I see your point but that's less than 1% error, even the transmission one is within 1% error.
I would be interested to see at least one more example possibly with more results from the seed list, and to see what the developers say next...
Yeah I agree it is only 1% and obviously not worth banning a client over - but the thing is - why does it do it and a client like utorrent or bittornado or rtorrent or ktorrent or halite not do it?
Deluge is not the only client that does this. Azureus/Vuze, Transmission and Deluge and uTorrent 1.7.7 (the 1 build only) do it - but NO others. I checked the swarms on 500 torrents.
uTorrent volunteer Firon has summarized what's going on in download stats:
firon wrote:&downloaded= was changed at some point by Azureus to only include completed, valid data. They then added the &corrupted= field to contain the rest of the 'missing' data that wasn't included in downloaded anymore.

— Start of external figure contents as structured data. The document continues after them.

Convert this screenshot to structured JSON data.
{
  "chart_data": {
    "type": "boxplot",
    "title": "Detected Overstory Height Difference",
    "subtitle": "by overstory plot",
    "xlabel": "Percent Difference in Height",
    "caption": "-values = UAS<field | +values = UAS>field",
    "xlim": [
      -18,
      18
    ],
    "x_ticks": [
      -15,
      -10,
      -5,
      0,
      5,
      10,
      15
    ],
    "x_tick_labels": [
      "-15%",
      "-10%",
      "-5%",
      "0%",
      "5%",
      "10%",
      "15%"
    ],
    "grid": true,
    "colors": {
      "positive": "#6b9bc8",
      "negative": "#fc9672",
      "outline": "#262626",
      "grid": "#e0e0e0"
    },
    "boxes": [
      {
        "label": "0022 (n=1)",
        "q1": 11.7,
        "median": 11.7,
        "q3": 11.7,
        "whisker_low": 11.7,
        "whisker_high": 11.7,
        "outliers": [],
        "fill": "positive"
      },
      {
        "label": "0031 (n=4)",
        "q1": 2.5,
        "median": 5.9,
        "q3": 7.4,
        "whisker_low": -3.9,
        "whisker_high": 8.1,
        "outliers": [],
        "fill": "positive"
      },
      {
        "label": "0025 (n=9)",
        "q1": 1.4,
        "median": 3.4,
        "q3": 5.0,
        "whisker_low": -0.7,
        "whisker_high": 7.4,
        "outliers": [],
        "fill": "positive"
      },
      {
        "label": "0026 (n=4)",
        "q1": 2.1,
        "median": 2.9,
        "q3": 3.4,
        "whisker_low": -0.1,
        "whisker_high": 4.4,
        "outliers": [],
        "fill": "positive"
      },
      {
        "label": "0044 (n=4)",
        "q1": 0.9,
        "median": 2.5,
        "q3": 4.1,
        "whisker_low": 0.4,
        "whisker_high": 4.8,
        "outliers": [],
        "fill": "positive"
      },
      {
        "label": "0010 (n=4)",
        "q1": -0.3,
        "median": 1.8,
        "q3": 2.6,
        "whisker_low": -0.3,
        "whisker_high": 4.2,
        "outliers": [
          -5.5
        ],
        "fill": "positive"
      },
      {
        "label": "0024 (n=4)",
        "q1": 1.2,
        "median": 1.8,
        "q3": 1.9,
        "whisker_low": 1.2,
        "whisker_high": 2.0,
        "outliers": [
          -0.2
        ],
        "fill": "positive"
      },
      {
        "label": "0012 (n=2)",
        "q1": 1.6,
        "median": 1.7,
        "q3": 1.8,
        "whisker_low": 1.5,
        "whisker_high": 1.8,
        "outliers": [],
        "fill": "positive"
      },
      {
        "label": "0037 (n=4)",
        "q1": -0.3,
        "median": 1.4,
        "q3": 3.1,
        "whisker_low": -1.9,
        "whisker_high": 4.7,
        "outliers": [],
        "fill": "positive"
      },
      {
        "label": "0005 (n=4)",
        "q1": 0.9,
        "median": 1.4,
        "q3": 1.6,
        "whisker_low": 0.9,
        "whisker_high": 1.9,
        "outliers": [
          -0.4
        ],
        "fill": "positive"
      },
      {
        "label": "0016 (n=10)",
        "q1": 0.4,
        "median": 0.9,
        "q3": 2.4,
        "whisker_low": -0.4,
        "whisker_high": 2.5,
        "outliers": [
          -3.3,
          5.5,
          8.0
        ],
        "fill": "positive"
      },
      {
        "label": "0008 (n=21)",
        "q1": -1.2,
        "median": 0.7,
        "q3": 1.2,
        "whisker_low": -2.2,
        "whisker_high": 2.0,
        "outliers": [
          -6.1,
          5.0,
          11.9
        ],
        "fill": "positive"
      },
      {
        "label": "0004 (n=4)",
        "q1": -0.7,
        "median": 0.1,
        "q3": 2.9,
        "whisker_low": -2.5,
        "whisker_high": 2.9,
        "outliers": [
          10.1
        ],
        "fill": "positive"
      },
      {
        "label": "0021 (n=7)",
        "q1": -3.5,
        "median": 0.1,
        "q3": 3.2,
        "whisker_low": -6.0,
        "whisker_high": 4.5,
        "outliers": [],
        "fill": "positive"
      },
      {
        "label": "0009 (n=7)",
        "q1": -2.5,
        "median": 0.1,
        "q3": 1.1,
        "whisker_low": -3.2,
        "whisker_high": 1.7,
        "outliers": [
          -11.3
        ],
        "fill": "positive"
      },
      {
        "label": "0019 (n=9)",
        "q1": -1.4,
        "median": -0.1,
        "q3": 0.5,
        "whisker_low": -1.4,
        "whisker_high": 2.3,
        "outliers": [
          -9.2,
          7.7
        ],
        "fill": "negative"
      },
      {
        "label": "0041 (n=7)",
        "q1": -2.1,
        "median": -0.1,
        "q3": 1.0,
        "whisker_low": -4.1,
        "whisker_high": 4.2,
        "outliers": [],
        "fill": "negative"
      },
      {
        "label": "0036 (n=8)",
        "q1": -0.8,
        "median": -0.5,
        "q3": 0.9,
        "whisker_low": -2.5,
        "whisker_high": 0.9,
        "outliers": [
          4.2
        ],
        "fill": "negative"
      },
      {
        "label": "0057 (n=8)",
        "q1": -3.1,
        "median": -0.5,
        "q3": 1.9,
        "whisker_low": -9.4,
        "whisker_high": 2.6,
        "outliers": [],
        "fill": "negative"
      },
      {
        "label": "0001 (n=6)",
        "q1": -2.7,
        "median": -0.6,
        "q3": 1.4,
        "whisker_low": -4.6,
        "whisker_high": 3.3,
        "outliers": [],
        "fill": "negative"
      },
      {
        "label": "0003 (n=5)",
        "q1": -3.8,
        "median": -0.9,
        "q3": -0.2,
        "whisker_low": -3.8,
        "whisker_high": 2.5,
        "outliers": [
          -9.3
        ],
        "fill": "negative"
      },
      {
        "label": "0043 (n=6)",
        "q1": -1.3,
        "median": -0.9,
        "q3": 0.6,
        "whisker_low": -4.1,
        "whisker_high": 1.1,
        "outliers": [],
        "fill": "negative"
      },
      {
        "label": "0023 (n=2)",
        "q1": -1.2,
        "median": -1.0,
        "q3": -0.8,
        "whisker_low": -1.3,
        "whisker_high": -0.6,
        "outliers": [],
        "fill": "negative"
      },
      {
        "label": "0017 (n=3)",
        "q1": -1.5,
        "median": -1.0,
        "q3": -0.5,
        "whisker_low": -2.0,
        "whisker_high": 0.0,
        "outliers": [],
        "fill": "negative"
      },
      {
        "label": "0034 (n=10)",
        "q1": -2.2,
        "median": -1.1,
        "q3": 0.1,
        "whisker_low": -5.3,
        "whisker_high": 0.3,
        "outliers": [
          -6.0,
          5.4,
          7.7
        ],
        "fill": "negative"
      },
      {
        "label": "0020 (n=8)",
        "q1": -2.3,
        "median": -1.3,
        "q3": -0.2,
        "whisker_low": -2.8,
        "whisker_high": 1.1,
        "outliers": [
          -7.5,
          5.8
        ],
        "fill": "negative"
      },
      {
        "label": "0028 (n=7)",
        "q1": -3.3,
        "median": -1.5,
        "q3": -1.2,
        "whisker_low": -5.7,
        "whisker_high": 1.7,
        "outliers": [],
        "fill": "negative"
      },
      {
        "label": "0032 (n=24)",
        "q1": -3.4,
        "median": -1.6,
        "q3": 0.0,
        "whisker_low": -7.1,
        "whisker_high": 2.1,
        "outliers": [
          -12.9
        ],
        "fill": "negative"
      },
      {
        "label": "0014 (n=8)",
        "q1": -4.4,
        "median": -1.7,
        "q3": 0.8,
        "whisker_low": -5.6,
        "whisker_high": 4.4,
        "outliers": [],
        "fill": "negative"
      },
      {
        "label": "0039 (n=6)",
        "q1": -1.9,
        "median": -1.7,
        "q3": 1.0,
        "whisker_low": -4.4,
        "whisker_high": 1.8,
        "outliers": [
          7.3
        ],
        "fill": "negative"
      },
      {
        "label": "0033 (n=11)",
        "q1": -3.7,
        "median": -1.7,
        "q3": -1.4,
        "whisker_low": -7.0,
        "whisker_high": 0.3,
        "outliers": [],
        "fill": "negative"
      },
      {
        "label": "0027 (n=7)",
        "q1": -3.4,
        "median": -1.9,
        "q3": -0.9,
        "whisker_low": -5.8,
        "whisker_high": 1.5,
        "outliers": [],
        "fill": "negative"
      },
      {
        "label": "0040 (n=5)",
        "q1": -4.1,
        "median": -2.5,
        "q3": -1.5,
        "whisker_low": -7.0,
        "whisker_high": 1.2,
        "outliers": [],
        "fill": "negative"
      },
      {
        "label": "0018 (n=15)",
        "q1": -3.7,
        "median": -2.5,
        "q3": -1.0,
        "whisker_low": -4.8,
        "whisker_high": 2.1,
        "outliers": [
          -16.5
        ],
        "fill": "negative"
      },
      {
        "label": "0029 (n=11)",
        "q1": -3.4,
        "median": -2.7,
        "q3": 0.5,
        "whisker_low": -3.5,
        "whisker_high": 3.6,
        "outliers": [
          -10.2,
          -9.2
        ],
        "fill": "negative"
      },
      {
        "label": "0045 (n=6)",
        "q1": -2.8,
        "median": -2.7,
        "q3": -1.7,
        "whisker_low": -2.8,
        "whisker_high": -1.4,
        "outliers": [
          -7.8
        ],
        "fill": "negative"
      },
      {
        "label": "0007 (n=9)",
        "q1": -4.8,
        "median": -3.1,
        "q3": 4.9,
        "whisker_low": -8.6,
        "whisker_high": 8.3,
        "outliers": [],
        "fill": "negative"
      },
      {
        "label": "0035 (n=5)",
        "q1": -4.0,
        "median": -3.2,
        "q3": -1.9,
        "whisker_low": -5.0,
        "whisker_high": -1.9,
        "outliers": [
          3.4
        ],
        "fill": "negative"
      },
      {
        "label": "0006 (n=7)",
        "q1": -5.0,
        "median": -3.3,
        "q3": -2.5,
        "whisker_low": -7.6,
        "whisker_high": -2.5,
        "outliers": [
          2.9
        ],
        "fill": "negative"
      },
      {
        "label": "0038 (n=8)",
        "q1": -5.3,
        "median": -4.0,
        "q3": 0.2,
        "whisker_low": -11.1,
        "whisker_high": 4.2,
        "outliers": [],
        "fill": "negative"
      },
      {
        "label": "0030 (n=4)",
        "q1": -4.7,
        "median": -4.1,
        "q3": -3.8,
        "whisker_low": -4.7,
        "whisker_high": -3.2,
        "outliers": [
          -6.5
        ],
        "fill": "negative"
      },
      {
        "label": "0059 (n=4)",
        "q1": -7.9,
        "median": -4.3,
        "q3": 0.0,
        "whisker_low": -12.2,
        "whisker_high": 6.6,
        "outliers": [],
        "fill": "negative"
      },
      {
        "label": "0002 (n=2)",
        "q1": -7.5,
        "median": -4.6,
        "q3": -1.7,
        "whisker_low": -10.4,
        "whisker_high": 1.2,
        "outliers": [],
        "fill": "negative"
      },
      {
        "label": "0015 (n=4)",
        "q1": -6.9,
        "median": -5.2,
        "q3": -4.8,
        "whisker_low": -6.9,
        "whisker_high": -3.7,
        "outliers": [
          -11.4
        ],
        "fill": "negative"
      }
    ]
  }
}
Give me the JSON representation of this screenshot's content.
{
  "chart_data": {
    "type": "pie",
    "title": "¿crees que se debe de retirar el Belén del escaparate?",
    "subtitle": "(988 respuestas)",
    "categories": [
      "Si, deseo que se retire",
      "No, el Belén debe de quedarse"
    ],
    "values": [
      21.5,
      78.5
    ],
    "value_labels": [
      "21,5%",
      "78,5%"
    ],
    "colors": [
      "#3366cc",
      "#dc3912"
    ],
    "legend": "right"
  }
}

uTorrent then followed suit later. I think it's a good idea since the only meaningful data downloaded is completed pieces.
It basically is reporting only complete pieces, but it's pieces completed since the last start event, so it can be less than filesize when you complete or even just 0 in future sessions.
It wouldn't be a bad idea to update the spec to add &corrupted= officially and change downloaded to mean only valid data.
Transmission adopted this behavior in version 1.90.
I thought that Hydri had done the same in the version of libtorrent-rb required by Deluge 1.2.1 though, so I'm not sure what's going on there.
charles wrote:I thought that Hydri had done the same in the version of libtorrent-rb required by Deluge 1.2.1 though, so I'm not sure what's going on there.
Yes he did, hence why I was asking if that was the reported value.
Well, that is a lot of nonsense that the tracker is to blame. If the tracker was to blame, then all clients would have the same error, and they do not.
Further, Halite-3.2.2 produces the same error margin as Deluge 1.2.1 does. Tested on three different trackers with exactly the same error margin. By that I mean the report to the tracker from both was identical. I did it with only one seeder to one peer to make sure there was no overlap of data.
To me personally, less than 1% is entirely acceptable, but the error certainly does exist.
charles wrote:I thought that Hydri had done the same in the version of libtorrent-rb required by Deluge 1.2.1 though, so I'm not sure what's going on there.
I thought he did too....
hydri wrote:&downloaded= is now defined as to exclude failed and redundant bytes, bringing it in line with the behavior of other major clients.
If that is true, Deluge (really, clients based off libtorrent-rb >= 0.14.9.0) should report back exactly the size of the torrent when the download is completed. While an error of <1% is likely acceptable at most private trackers, it is an error nonetheless and should be fixed.